Plusieurs technologies permettent de mesure la teneur en radiocarbone: le comptage de radioactivité, dite méthode classique, et la spectrométrie de masse couplée avec un accélérateur de particules, dite méthode AMS. La méthode classique est moins onéreuse que la méthode AMS mais aussi moins précise et plus gourmande en terme de dimension de l’échantillon.

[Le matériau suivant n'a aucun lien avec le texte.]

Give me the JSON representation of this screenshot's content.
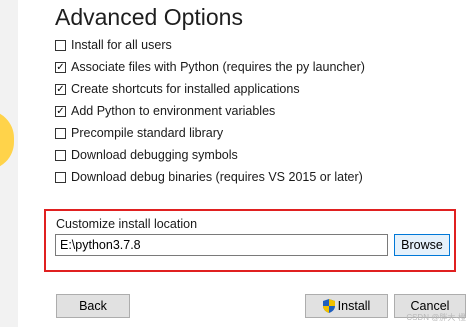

Il est possible de dater un grand nombre de matériaux par le radiocarbone, le seul critère étant qu’ils contiennent de la matière carbonée. De par ce principe, tous les tissus d’origine animale ou végétale sont concernés: bois, plantes, os, coquillage, etc. Le choix de l’échantillon est néanmoins crucial car celui-ci peut avoir subi des pollutions ultérieures (ruissellement, animaux fouisseurs, etc) qui influenceront le résultat de l’analyse.
La datation radiocarbone peut être utilisée pour dater un évènement, une couche mais aussi faire partie d’un programme pluri-disciplinaire beaucoup plus large et participer au re-cadrage chronologique des données acquises.